Most people who could benefit from agentic AI today can't access it. Brand managers, e-commerce operators, and marketing leads have real work to ship —but they're stuck on a treadmill of new tools, subscriptions, and paradigms that move faster than anyone can keep up with. And the few teams technically capable of building agent workflows themselves hit a second wall: every subtask gets routed to the most expensive frontier model, and setup costs spiral. NOMOS is a marketplace of AI workforces. Pre-built squads of specialist agents — researchers, analysts, writers, support agents, and more — that anyone can hire in one click to deliver finished business work. No prompts to write, no models to pick, no agents to wire. An optimization engine decomposes each goal into subtasks and routes them to the cheapest capable model, so every run costs a fraction of DIY. The marketplace is two-sided: operators on the demand side, developers and AI builders on the supply side, listing optimized squads and earning every time one is hired. NOMOS becomes the monetization layer for the people who actually build agentic systems — and the place non-AI-native teams come to get work done. For this hackathon, we're integrating Circle's Nanopayments and USDC settlement on Arc as the native economic layer of the platform. Every squad run, every subtask between specialist agents, and every builder payout becomes a sub-cent USDC transaction on Arc. This is exactly the use case nanopayments were built for: high-frequency, micro-value, agent-driven transactions where traditional rails collapse under volume or fees. Arc's predictable, dollar-denominated USDC fees and sub-second finality make per-action metering economically viable for the first time — and unlock NOMOS's broader vision: a marketplace where agents themselves hire squads and pay each other directly. Today: humans hire AI teams. Tomorrow: so do their agents. NOMOS is the marketplace and the payment layer for both.

AgentMesh: Sub-cent Agent Payments on Arc

AgentMesh: Sub-cent Agent Payments on Arc

Every AI agent today shares one subscription. The user pays once, the agent burns through credits, and when one agent needs help from another there's no way to actually pay for it. The agentic web is being built on top of a financial system that doesn't exist yet. AgentMesh fixes that. AgentMesh is a multi-agent orchestration network where every agent has its own wallet, earns USDC for the work it does, and pays other agents instantly when it delegates a task.
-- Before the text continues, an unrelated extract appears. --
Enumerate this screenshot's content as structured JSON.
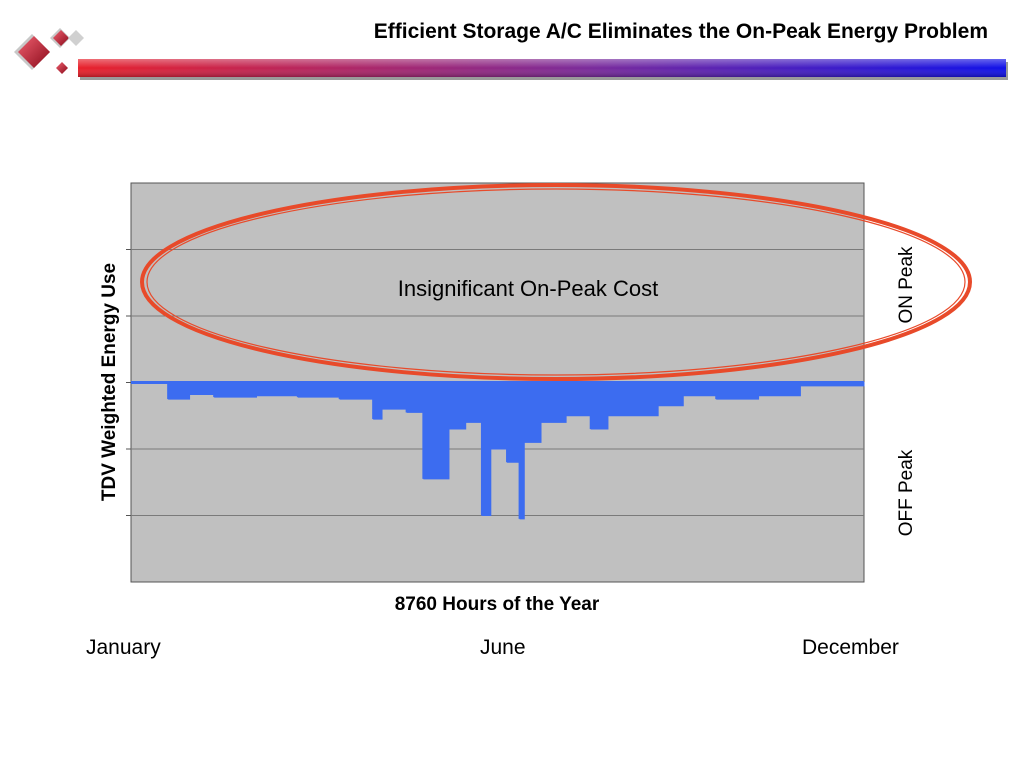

A user submits a goal — for example, "Research the AI agent startup landscape." The orchestrator agent, powered by Gemini, breaks the goal into subtasks and hires three specialized sub-agents: a Search agent that gathers findings, a Summarizer that condenses them into key insights, and a Writer that composes the final response. Each sub-agent is paid per task in USDC at sub-cent prices: Search costs 0.001 USDC, Summarize 0.002 USDC, Write 0.005 USDC. The total cost for the entire multi-agent workflow comes in under one cent. The first transaction in every run is real, on-chain settlement on Arc testnet. The user pays the orchestrator a 0.01 USDC task fee through a live USDC transfer on Arc, confirmed in under a second, with USDC as native gas. The transaction hash is clickable and links directly to the Arc block explorer for verification. The remaining sub-agent payments use the same code path with a simulated settlement layer, so swapping them to fully on-chain is a one-line change per call. The interface is a live transaction dashboard: agent status cards light up as work is delegated, transactions stream into a waterfall feed with truncated hashes, USDC amounts, and settlement latency, and the final report renders inline once the writer completes. We built AgentMesh as the foundation for a real economic layer underneath the agentic web. Not subscriptions. Not pre-paid API keys. Programmable, sub-cent, sub-second payments between autonomous agents.